El error más común que veo, sin lugar a dudas, es no estar preparado para frenar. Esto se desglosa en tres consejos: no fiarse de los demás, aumentar la distancia de seguridad y practicar la frenada de emergencia a menudo para mantener la memoria muscular y jamás dudar en clavar esos frenos.

Has enseñado también caídas, errores y momentos complicados. Mirando atrás, ¿cuál ha sido el mayor aprendizaje que te ha dado un fail, de esos que en el momento fastidian, pero luego se convierten en una lección importante?
Tuve un accidente que casi me mata. Salí de allí por mi propio pie de forma milagrosa. Me comí un coche a 130 km/h de forma perpendicular y, al chocar contra el suelo tras la colisión, caí de cabeza, torciéndome el cuello en el impacto. Aprendí que no te puedes fiar de nadie, porque nadie usa los intermitentes. Y debes hacer de “mago predictor” para intuir qué van a hacer los demás, sin confiar en que una línea es un muro inquebrantable. La van a cruzar. Y sin intermitente. Y de un volantazo.
“No te puedes fiar de nadie, porque nadie usa los intermitentes.”
Has probado muchas motos y vivido experiencias de todo tipo. ¿Qué tiene que tener una moto para dejarte realmente huella: sensaciones, carácter, utilidad, locura… o un poco de todo?
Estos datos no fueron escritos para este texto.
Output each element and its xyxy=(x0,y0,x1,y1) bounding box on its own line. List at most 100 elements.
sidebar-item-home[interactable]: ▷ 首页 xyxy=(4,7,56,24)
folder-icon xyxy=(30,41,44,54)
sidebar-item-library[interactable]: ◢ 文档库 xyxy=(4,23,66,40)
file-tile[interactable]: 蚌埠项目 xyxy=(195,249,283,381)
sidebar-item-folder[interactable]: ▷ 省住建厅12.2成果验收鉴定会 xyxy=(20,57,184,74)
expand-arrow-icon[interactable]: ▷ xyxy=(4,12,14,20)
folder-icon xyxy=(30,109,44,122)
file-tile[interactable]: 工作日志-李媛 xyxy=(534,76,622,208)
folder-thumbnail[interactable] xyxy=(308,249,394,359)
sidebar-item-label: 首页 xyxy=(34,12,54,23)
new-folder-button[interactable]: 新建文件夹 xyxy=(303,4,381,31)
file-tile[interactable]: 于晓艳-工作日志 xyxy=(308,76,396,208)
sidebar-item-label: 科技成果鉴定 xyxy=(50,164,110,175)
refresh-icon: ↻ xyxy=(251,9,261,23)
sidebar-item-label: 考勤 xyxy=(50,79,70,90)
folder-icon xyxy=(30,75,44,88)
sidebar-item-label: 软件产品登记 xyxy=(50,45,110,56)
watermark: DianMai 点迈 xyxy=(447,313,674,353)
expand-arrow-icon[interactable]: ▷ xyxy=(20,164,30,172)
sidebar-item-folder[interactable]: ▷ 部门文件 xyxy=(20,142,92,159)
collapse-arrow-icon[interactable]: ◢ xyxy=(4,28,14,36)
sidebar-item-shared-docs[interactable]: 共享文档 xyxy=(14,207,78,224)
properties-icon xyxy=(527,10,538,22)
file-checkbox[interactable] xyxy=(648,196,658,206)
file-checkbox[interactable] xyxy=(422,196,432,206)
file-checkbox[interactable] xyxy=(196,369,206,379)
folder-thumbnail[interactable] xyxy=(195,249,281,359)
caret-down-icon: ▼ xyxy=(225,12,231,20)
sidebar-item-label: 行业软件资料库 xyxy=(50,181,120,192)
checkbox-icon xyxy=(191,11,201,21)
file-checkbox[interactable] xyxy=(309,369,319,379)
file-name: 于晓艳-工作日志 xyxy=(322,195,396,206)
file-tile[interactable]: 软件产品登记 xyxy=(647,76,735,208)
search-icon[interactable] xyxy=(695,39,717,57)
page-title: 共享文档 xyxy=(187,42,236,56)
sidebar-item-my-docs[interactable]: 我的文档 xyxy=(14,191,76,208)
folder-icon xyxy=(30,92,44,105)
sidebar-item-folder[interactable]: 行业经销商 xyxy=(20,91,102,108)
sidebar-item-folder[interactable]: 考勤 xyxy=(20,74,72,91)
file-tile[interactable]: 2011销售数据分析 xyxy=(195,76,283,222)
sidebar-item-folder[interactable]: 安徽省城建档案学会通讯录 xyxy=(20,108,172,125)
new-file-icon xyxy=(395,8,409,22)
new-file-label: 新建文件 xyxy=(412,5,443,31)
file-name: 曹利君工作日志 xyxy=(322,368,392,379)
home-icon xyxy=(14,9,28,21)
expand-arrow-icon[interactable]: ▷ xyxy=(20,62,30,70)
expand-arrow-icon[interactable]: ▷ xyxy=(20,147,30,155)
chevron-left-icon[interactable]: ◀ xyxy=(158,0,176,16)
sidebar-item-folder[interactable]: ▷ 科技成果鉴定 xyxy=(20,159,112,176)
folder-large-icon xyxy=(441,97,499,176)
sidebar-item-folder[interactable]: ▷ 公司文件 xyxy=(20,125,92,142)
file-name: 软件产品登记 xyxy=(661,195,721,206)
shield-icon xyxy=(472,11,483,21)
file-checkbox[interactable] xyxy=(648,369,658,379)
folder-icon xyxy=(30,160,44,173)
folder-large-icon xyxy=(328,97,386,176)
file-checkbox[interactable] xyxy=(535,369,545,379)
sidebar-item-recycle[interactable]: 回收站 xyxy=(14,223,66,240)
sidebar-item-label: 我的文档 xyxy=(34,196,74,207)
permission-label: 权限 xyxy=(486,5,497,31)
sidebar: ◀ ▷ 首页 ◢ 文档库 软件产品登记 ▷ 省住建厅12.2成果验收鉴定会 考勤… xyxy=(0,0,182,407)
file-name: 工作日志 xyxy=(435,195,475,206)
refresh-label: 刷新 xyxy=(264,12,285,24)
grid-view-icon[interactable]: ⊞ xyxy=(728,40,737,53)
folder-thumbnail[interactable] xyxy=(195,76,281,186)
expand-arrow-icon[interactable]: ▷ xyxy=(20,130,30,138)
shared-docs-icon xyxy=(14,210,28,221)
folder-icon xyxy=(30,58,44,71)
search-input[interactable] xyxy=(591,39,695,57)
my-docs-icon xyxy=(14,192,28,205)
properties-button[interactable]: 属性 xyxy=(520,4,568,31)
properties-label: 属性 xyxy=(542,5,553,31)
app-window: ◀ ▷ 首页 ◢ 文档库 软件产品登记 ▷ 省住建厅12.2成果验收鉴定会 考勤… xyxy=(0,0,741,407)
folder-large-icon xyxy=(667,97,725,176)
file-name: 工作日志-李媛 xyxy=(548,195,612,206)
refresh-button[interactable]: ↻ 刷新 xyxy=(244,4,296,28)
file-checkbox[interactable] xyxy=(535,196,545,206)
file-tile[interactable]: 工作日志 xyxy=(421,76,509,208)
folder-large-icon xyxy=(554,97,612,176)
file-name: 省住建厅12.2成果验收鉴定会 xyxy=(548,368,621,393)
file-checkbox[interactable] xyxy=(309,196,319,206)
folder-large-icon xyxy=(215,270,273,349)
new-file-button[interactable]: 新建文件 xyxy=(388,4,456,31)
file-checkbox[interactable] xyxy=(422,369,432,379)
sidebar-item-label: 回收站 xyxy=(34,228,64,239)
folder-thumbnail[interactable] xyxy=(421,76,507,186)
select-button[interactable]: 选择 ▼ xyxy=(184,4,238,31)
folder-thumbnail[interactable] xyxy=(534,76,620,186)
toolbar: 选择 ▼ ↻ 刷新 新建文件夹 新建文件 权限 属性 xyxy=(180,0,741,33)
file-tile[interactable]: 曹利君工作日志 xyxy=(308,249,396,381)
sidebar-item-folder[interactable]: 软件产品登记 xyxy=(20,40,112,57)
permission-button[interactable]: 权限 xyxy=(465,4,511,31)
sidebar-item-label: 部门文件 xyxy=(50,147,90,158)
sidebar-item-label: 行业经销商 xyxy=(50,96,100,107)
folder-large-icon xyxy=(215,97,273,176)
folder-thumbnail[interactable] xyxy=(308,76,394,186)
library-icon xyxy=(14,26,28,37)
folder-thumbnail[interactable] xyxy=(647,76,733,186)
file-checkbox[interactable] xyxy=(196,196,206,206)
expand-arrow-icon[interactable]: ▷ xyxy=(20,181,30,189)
Para que me deje huella hay un factor común: el peso. ¡Aquella frase de “no me des caballos, quítame peso” al final va a ser verdad! Es mucho más emocionante una moto de 60 cv y 100 kg que una con el doble de caballos y peso. Me gusta que una moto tenga garra, personalidad fuerte y te levante esa sonrisilla macarra dentro del casco.
Cada jueves a las 22h tu audiencia sabe que va a encontrarse risas, ruido y gasolina. Después de 10 años, ¿qué te sigue empujando a ponerte el casco, darle al botón de grabar y seguir alimentando esta locura sobre dos ruedas?
Pues principalmente… ¡llegar a fin de mes! Jajajajaja.
¡Un enorme abrazo, Motor28! Tanto para vosotros como para vuestros seguidores. ¡Y recordad que cada día es una oportunidad para romper la rutina y hacer algo increíble, por pequeño que sea!